Los materiales reforzados con nanotubos de carbono son usados en la industria electrónica y la electrónica flexible, tecnología para el montaje de circuitos electrónicos en sustratos de plástico flexibles, como las pantallas táctiles, sensores y celulares. “Para todo lo que sea conducción de electricidad que necesitas flexibilidad están los polímeros conductores”.

Con el apoyo del Fondo Sectorial de Innovación (FINNOVA) del Conacyt, el equipo de trabajo de Avilés Cetina desarrolló el prototipo de un termistor nanoestructurado, es decir, un polímero modificado con nanotubos de carbono cuyo cambio de resistencia eléctrica sirve para medir temperatura. Actualmente cuentan con una solicitud de patente ante el Instituto Mexicano de la Propiedad Intelectual (IMPI).

Para la percepción del investigador, el desarrollo de este prototipo fue pieza clave para recibir el Premio a la Investigación 2017 de la Academia Mexicana de Ciencias (AMC) en la modalidad de Ingeniería y tecnología, debido a los requisitos propios de la convocatoria.

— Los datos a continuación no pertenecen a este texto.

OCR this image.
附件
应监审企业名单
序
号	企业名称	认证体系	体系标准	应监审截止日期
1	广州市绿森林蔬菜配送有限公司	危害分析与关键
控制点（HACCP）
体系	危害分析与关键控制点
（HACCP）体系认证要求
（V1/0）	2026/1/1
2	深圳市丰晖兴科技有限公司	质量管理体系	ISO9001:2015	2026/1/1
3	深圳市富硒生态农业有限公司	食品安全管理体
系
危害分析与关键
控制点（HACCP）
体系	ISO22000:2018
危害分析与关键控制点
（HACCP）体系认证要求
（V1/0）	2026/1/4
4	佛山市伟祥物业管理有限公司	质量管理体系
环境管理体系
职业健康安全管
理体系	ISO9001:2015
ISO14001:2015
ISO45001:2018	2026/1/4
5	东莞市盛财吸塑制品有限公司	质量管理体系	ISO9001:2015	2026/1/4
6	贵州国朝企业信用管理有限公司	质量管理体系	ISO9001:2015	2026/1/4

“El área de Ingeniería y tecnología tiene una atenuante muy específica que no tienen las demás. En pocas palabras, te piden que además del currículum y el número de publicaciones, entre otros aspectos, tengas algún desarrollo tecnológico. Para cubrir ese punto, sometí precisamente el desarrollo de este termistor nanoestructurado. No es un premio por el termistor, pero esa es como la cereza del pastel. Es un premio a la trayectoria académica”, finalizó.